The governor declared a state of emergency and, with that, Ohio’s borders were closed to incoming livestock.
And atop Mount Jeez, the highest point on author Louis Bromfield’s showcase farm, state agriculture officials were killing 60 head of the farm’s cattle, victims of foot-and-mouth disease. The farm’s sheep and swine herds were also slated to be euthanized.
Just a test. No one wants to think of the possibility, but organizers said planning is the only way to be prepared for a potential terrorist incident involving a dangerously contagious animal disease.
“You just can’t be too prepared,” said Ohio Director of Agriculture Fred Dailey following the exercise that involved 20 local, state and federal agencies and about 100 people.
“It would be easy for a terrorist to bring a virus like this in,” he added.
The ODA is the state’s lead agency for response and recovery from a contagious animal disease threat.
Ohio received a $10,000 grant from the Department of Homeland Security to run the drill, only the third such agri-terrorism field drill conducted nationally, according to Rob Glenn of the Ohio Emergency Management Agency.
Major disruption.
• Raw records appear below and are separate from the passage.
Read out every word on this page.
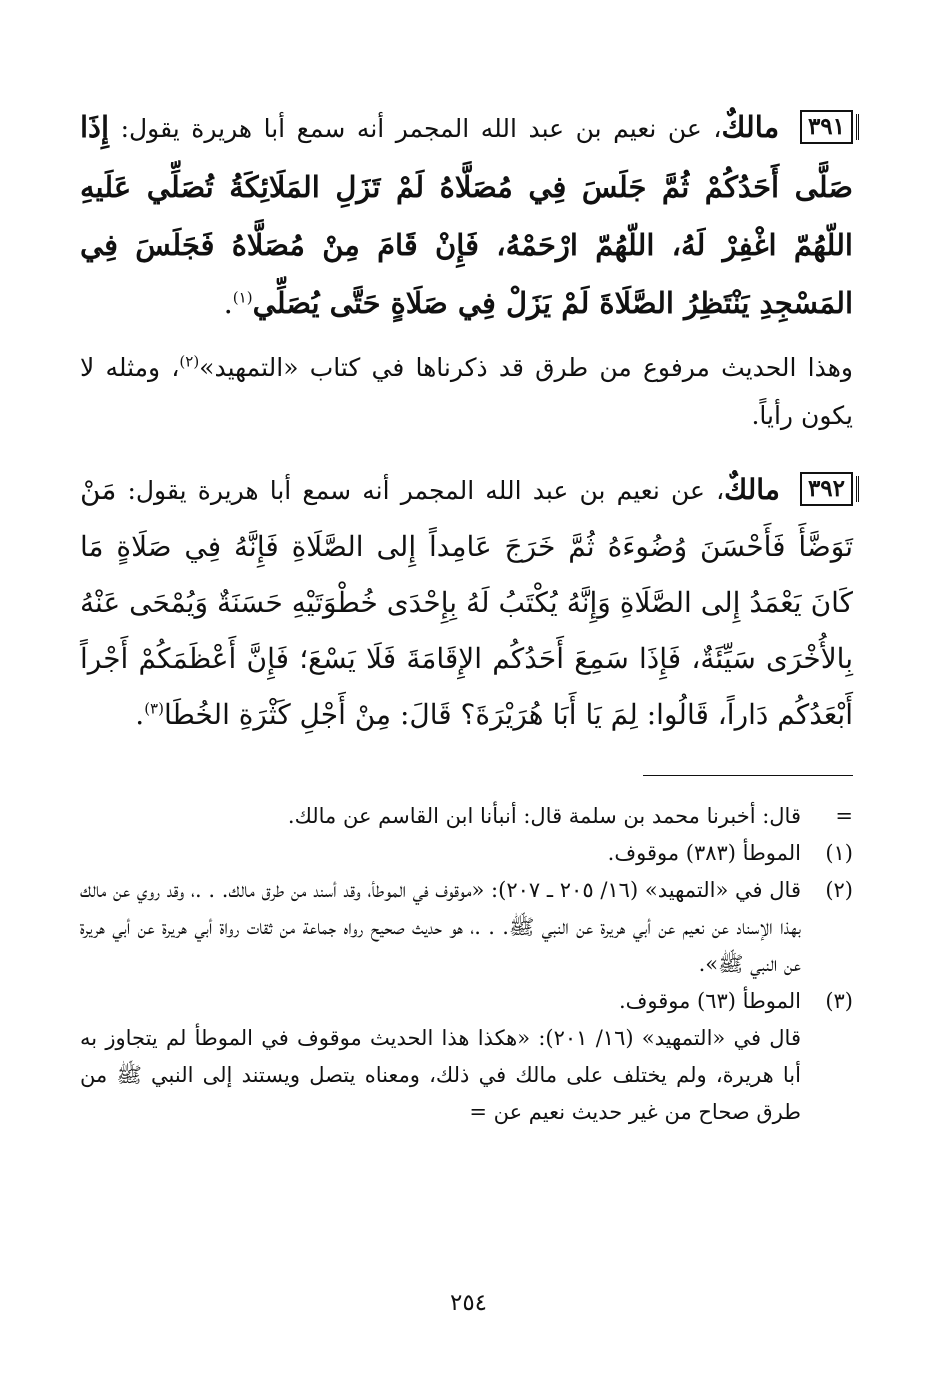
٣٩١ مالكٌ، عن نعيم بن عبد الله المجمر أنه سمع أبا هريرة يقول: إِذَا صَلَّى أَحَدُكُمْ ثُمَّ جَلَسَ فِي مُصَلَّاهُ لَمْ تَزَلِ المَلَائِكَةُ تُصَلِّي عَلَيهِ اللّهُمّ اغْفِرْ لَهُ، اللّهُمّ ارْحَمْهُ، فَإِنْ قَامَ مِنْ مُصَلَّاهُ فَجَلَسَ فِي المَسْجِدِ يَنْتَظِرُ الصَّلَاةَ لَمْ يَزَلْ فِي صَلَاةٍ حَتَّى يُصَلِّي$^{(١)}$.

وهذا الحديث مرفوع من طرق قد ذكرناها في كتاب «التمهيد»$^{(٢)}$، ومثله لا يكون رأياً.

٣٩٢ مالكٌ، عن نعيم بن عبد الله المجمر أنه سمع أبا هريرة يقول: مَنْ تَوَضَّأَ فَأَحْسَنَ وُضُوءَهُ ثُمَّ خَرَجَ عَامِداً إِلى الصَّلَاةِ فَإِنَّهُ فِي صَلَاةٍ مَا كَانَ يَعْمَدُ إِلى الصَّلَاةِ وَإِنَّهُ يُكْتَبُ لَهُ بِإِحْدَى خُطْوَتَيْهِ حَسَنَةٌ وَيُمْحَى عَنْهُ بِالأُخْرَى سَيِّئَةٌ، فَإِذَا سَمِعَ أَحَدُكُم الإِقَامَةَ فَلَا يَسْعَ؛ فَإِنَّ أَعْظَمَكُمْ أَجْراً أَبْعَدُكُم دَاراً، قَالُوا: لِمَ يَا أَبَا هُرَيْرَةَ؟ قَالَ: مِنْ أَجْلِ كَثْرَةِ الخُطَا$^{(٣)}$.

=
قال: أخبرنا محمد بن سلمة قال: أنبأنا ابن القاسم عن مالك.
(١)
الموطأ (٣٨٣) موقوف.
(٢)
قال في «التمهيد» (١٦/ ٢٠٥ ـ ٢٠٧): «موقوف في الموطأ، وقد أسند من طرق مالك. . .، وقد روي عن مالك بهذا الإسناد عن نعيم عن أبي هريرة عن النبي ﷺ. . .، هو حديث صحيح رواه جماعة من ثقات رواة أبي هريرة عن أبي هريرة عن النبي ﷺ».
(٣)
الموطأ (٦٣) موقوف.
قال في «التمهيد» (١٦/ ٢٠١): «هكذا هذا الحديث موقوف في الموطأ لم يتجاوز به أبا هريرة، ولم يختلف على مالك في ذلك، ومعناه يتصل ويستند إلى النبي ﷺ من طرق صحاح من غير حديث نعيم عن =
٢٥٤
The outbreak scenario required quarantines, highway closings, elapsed time waiting for federal lab results, then herd euthanization and carcass disposal efforts.
According to the National Institute for Animal Agriculture, there are a number of agents and toxins that pose a severe threat to animal health – and they’re in the hands of would-be terrorists.
A disease like foot-and-mouth intentionally introduced to the U.S. livestock herd would cause major economical and sociological disruption in the United States and abroad, the institute cautions.
The 2001 foot-and-mouth disease epidemic in the United Kingdom cost that government approximately $4 billion to contain and eradicate. More than 6 million animals were killed.
Behind the scenes. During the drill, a joint command center coordinated the players. Who has the legal authority to do what? Who has the equipment? How and when is information shared with residents? Who deals with the media?
Law enforcement officials practiced making traffic stops at key intersections to update drivers entering the now-restricted area. The FAA restricted airspace over the quarantined area to reduce airborne transmission of the virus.
A 100-page scenario listed possible outcomes depending on variable triggers, but even key players like Dailey and state veterinarian Dr. David Glauer were kept in the dark prior to the drill, to make actions as realistic as possible.
During the exercise, the severity of the disease, the numbers of animals involved, the need to quarantine farms and halt traffic unfolded quickly.
Dailey called the scene “organized confusion,” but said the sequence of events is part of a master plan, the Animal Disease Incident Annex to the State Emergency Operations Plan.
“I think we’ll be able to refine our plan as a result of this exercise,” he added.
Drills like this also forge stronger interagency cooperation, including the Ohio National Guard, in the event of a real emergency.
“I now know more about agriculture than I did three months ago,” admitted Ohio Emergency Management Agency communication chief Rob Glenn.
“The more times we can work together during training and exercises, the better Ohio’s response will be during an actual event,” added Dale Shipley, executive director of the Ohio Emergency Management Agency.
(Farm and Dairy Editor Susan Crowell participated in the drill, “playing” a member of the media.)